Now here is the dilemma facing us in the Southern Highlands! It may be that our local entrepreneurial CEO of the Southern Highlands Division of General Practice is looking northwards to draw in the Wollondilly general practices to the current Southern Highlands Division. While that might increase the size of the population of their catchment it gives no promise of anything changing to benefit the people's health needs. To date, there has been no communication from the local Division about their plans for the community. How unlike the work done by the Bankstown Division who engaged their community in the fight for their health services.

What will be alarming is if the current CEO and Board of the Southern Highlands Division of General Practice will become the controlling organisation of an enlarged area. One could hope that the GPs of the Wollondilly Shire will insist that there is a spill of the current Board and that the position of CEO is made vacant. I would be confident in saying that most of the GPs in the Southern Highlands would like to have the opportunity to have a purge of the current operators of their Division.

It would be refreshing (but notably unlikely) if Dr Warwick Ruscoe stepped aside. His history of being a medical administrator has not been without question and conflict. Perhaps in the saga of the Medicare Locals history is beginning to repeat itself.

Sunday, February 20, 2011

SSWAHS = SWSLHN + SLHN: 3

It was with some delight that I found that the organisational problems we are experiencing in the Southern Highlands have resonated with the GPs in the Bankstown Division of General Practice, a Division which I mentioned as being more progressive and demonstrating advocacy for health consumers than is evident in their silent counterparts in the Southern Highlands Division of General Practice.
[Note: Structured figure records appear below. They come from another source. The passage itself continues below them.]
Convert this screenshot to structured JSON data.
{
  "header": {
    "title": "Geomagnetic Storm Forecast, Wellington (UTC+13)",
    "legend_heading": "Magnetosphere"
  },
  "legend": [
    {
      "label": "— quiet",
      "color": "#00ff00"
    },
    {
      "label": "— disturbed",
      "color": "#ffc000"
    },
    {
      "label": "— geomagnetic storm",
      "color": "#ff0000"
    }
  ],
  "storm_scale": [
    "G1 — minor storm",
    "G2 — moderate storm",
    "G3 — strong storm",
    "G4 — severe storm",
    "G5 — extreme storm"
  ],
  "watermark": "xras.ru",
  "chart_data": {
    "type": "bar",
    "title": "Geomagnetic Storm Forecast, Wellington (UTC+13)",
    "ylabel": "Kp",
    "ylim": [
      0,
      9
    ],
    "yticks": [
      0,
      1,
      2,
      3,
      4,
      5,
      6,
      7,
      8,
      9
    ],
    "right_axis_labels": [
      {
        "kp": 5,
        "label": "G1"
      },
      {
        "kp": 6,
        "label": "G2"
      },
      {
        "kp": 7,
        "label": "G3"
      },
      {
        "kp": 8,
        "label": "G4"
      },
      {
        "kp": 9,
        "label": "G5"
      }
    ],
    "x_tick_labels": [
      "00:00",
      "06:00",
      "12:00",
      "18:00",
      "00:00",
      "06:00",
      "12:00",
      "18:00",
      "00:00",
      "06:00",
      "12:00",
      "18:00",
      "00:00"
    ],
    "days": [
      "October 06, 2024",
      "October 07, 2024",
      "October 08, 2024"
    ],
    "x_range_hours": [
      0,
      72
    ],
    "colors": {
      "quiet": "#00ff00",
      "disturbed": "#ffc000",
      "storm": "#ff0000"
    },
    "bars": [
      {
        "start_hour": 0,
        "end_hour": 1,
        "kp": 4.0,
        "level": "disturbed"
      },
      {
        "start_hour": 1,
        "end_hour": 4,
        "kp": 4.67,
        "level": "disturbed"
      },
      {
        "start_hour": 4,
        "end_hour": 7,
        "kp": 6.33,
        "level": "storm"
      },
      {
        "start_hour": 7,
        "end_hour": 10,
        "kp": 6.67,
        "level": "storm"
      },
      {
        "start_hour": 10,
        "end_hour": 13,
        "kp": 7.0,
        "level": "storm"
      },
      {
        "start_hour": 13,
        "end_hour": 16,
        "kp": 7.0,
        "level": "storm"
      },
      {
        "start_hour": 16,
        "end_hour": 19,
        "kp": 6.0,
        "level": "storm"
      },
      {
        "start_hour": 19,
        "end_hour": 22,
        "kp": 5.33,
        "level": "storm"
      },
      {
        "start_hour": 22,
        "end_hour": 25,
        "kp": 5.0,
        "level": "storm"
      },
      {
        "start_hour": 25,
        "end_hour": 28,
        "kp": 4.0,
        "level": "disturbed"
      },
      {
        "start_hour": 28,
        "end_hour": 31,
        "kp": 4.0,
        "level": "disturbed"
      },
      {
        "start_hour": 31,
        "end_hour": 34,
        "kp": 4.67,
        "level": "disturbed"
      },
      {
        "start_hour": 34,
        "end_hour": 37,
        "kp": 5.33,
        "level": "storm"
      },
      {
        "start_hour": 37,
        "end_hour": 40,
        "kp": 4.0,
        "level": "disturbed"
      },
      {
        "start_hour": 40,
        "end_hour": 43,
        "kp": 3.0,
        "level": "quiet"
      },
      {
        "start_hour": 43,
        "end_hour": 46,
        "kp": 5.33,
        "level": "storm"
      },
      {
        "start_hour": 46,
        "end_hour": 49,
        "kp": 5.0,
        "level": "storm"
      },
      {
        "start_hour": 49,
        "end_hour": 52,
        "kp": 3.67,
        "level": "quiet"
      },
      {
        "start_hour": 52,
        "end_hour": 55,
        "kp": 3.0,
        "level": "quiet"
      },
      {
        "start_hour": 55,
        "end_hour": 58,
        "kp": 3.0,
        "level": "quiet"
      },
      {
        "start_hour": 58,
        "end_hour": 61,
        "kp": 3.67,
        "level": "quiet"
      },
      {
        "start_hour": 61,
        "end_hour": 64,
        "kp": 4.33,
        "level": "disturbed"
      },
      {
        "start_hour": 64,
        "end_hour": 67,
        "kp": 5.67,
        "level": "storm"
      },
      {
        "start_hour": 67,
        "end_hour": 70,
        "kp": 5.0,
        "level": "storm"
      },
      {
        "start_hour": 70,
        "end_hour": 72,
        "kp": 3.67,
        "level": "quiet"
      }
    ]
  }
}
In my previous posts I remarked on the different stance the Bankstown coalition of GPs and Divisions has presented to NSW Health (and to the Federal Government) for more manageable sized Medicare Locals which can adopt and provide health resources and programs for the health consumers within their target areas. This was in marked contrast to our own Division which seems to want to hold on to their autonomy as a "branch" of the Macarthur Division of General Practice. Does this mean that the Southern Highlands "Branch" retains the inept Board that we currently have? If so, it seems that there have to be questions asked as to how the current Chief Executive of the Southern Highlands Division can be retained when he lacks the confidence of many of the GP members of the current Division.

Yes, the Tweeter on Twitter who captioned my last blogs as "Southern Dis-Comfort" got it perfectly correct: the current structure of the Southern Highlands Division of General Practice is giving us health consumers very little comfort. Looking at the strategies which have been driven by Dr Warwick Ruscoe and the Board they seem remarkably self-serving and for the purpose of self-aggrandisement, rather than for the benefit of the local community.

When push came to shove in the promotion of improved surgical theatre lists, and in the improvement for local treatment of renal disease, and the refurbishment of the Children's Ward at Bowral Hospital - the Board of the Division has been stoic in their silence and always absent in their presence. When the SSWAHS barricades needed to be charged it was left to the community's aged and the infirm and just one or two specialist medicos to lead the way. A Medicare Local that does not need to worry about biting the hand that feeds it would be of benefit to any community, none more so than the community in the Southern Highlands.